Rapidement, dès la fin des années 90, Yann Le Bihen est devenu secrétaire général. Un poste clé à la CGPME. « C’est un sacerdoce. On y sacrifie beaucoup de choses », confie une de ses collègues de l’Est de la France. Yann Le Bihen créée le « club des secrétaires généraux », anime les réunions. « Yann incarne la CGPME, cette idée d’engagement désintéressé », souligne un de ses collègues. « Yann, c’est la force tranquille. Alors que les débats fusaient dans tous les sens dans les réunions, lui arrivait toujours à en faire une synthèse, jamais dans l’opposition ni dans l’exagération ", poursuit ce collègue devenu ami. Celui qui a vu naître la CGPME dans la Sarthe et dans le Maine et Loire est aussi celui que l’on appelle depuis Paris pour prendre le pouls du moral des entrepreneurs en région. Avec près de 1 500 membres, sans compter les branches professionnelles, la Loire Atlantique est le premier département de la CGPME en terme d’adhérents.
Si son départ était prévu de longue date, en réalité, Yann Le Bihen a levé le pied depuis plus d’un mois.

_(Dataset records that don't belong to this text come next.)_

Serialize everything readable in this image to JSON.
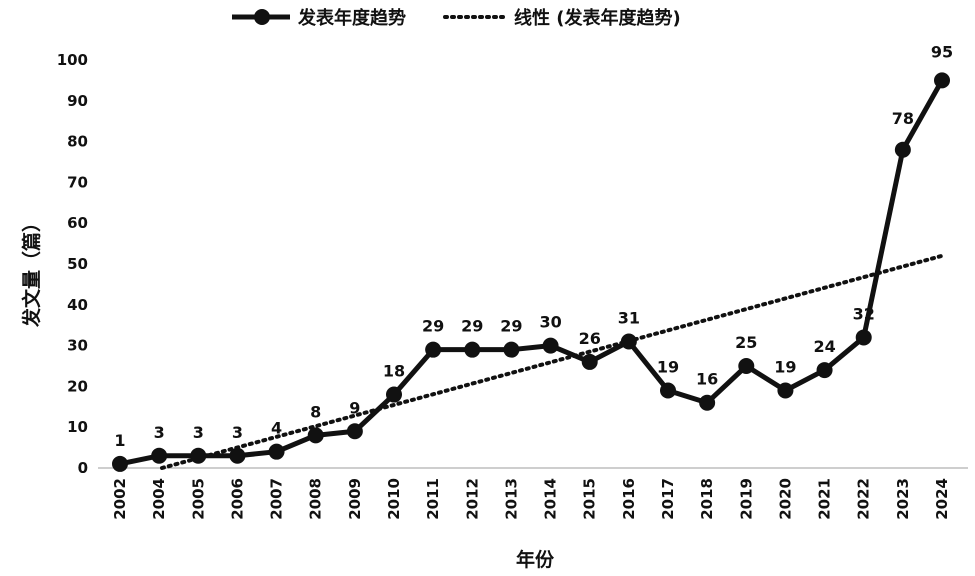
{
  "chart_data": {
    "type": "line",
    "title": "",
    "xlabel": "年份",
    "ylabel": "发文量（篇）",
    "categories": [
      "2002",
      "2004",
      "2005",
      "2006",
      "2007",
      "2008",
      "2009",
      "2010",
      "2011",
      "2012",
      "2013",
      "2014",
      "2015",
      "2016",
      "2017",
      "2018",
      "2019",
      "2020",
      "2021",
      "2022",
      "2023",
      "2024"
    ],
    "series": [
      {
        "name": "发表年度趋势",
        "values": [
          1,
          3,
          3,
          3,
          4,
          8,
          9,
          18,
          29,
          29,
          29,
          30,
          26,
          31,
          19,
          16,
          25,
          19,
          24,
          32,
          78,
          95
        ],
        "labels": [
          "1",
          "3",
          "3",
          "3",
          "4",
          "8",
          "9",
          "18",
          "29",
          "29",
          "29",
          "30",
          "26",
          "31",
          "19",
          "16",
          "25",
          "19",
          "24",
          "32",
          "78",
          "95"
        ],
        "color": "#111111",
        "style": "solid-with-markers"
      },
      {
        "name": "线性 (发表年度趋势)",
        "type": "trendline",
        "style": "dotted",
        "color": "#111111",
        "start": [
          0,
          -2.8
        ],
        "end": [
          21,
          52
        ]
      }
    ],
    "yticks": [
      "0",
      "10",
      "20",
      "30",
      "40",
      "50",
      "60",
      "70",
      "80",
      "90",
      "100"
    ],
    "ylim": [
      0,
      100
    ],
    "grid": false,
    "legend": "top"
  }
}
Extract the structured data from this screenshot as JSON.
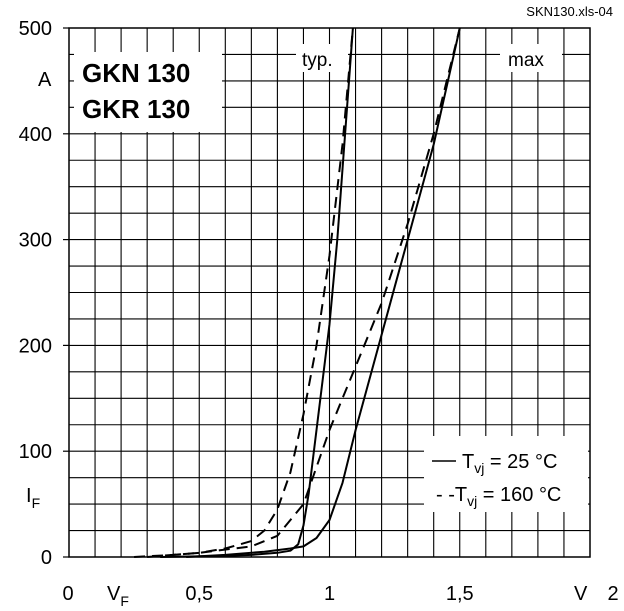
{
  "chart_data": {
    "type": "line",
    "reference": "SKN130.xls-04",
    "title_lines": [
      "GKN 130",
      "GKR 130"
    ],
    "xlabel": {
      "symbol": "V",
      "subscript": "F",
      "unit": "V"
    },
    "ylabel": {
      "symbol": "I",
      "subscript": "F",
      "unit": "A"
    },
    "xlim": [
      0,
      2
    ],
    "ylim": [
      0,
      500
    ],
    "x_tick_labels": [
      "0",
      "0,5",
      "1",
      "1,5",
      "2"
    ],
    "x_tick_values": [
      0,
      0.5,
      1,
      1.5,
      2
    ],
    "y_tick_labels": [
      "0",
      "100",
      "200",
      "300",
      "400",
      "500"
    ],
    "y_tick_values": [
      0,
      100,
      200,
      300,
      400,
      500
    ],
    "grid": true,
    "grid_x_step": 0.1,
    "grid_y_step": 25,
    "annotations": [
      "typ.",
      "max"
    ],
    "legend": {
      "placement": "bottom-right",
      "entries": [
        {
          "style": "solid",
          "prefix": "T",
          "subscript": "vj",
          "value": " =  25 °C"
        },
        {
          "style": "dashed",
          "prefix": "- -T",
          "subscript": "vj",
          "value": " = 160 °C"
        }
      ]
    },
    "series": [
      {
        "group": "typ.",
        "style": "solid",
        "points": [
          [
            0.35,
            0
          ],
          [
            0.6,
            1
          ],
          [
            0.7,
            2
          ],
          [
            0.8,
            4
          ],
          [
            0.85,
            6
          ],
          [
            0.88,
            12
          ],
          [
            0.9,
            30
          ],
          [
            0.92,
            60
          ],
          [
            0.95,
            120
          ],
          [
            0.98,
            180
          ],
          [
            1.0,
            220
          ],
          [
            1.03,
            300
          ],
          [
            1.06,
            400
          ],
          [
            1.09,
            500
          ]
        ]
      },
      {
        "group": "typ.",
        "style": "dashed",
        "points": [
          [
            0.25,
            0
          ],
          [
            0.4,
            2
          ],
          [
            0.5,
            4
          ],
          [
            0.6,
            8
          ],
          [
            0.7,
            15
          ],
          [
            0.75,
            25
          ],
          [
            0.8,
            45
          ],
          [
            0.85,
            80
          ],
          [
            0.9,
            135
          ],
          [
            0.95,
            200
          ],
          [
            1.0,
            285
          ],
          [
            1.05,
            390
          ],
          [
            1.09,
            500
          ]
        ]
      },
      {
        "group": "max",
        "style": "solid",
        "points": [
          [
            0.45,
            0
          ],
          [
            0.6,
            2
          ],
          [
            0.75,
            5
          ],
          [
            0.85,
            8
          ],
          [
            0.9,
            10
          ],
          [
            0.95,
            18
          ],
          [
            1.0,
            35
          ],
          [
            1.05,
            70
          ],
          [
            1.1,
            120
          ],
          [
            1.15,
            165
          ],
          [
            1.2,
            210
          ],
          [
            1.25,
            255
          ],
          [
            1.3,
            300
          ],
          [
            1.4,
            390
          ],
          [
            1.5,
            500
          ]
        ]
      },
      {
        "group": "max",
        "style": "dashed",
        "points": [
          [
            0.3,
            0
          ],
          [
            0.5,
            4
          ],
          [
            0.7,
            10
          ],
          [
            0.8,
            20
          ],
          [
            0.9,
            50
          ],
          [
            0.95,
            85
          ],
          [
            1.0,
            120
          ],
          [
            1.05,
            150
          ],
          [
            1.1,
            180
          ],
          [
            1.2,
            240
          ],
          [
            1.3,
            315
          ],
          [
            1.4,
            400
          ],
          [
            1.5,
            500
          ]
        ]
      }
    ]
  }
}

Un repos forcé suite à un AVC, le deuxième en quelques mois. Mais le désormais ex-délégué général ne compte pas pour autant se la couler douce pendant sa retraite. Il va s’engager bénévolement auprès du club de handball de Guérande.
"Plus intelligent à plusieurs"
Un engagement naturel pour ce fils de commerçants très impliqués dans le bénévolat. Avant de s’engager à la CGPME, Yann Le Bihen avait déménagé 11 fois en treize ans, changé cinq fois de travail, participé à la création de quatre entreprises, de la grande distribution à la vente de matériel industriel, en passant par la reprise du magasin familial de vêtement à Guérande, et la publicité.
De ses 43 ans de carrière, Yann Le Bihen retient une leçon qu’il voudrait partager avec les entrepreneurs : " Il faut que les chefs d’entreprise soient solidaires. On n’a pas le choix, on est toujours plus intelligents à plusieurs."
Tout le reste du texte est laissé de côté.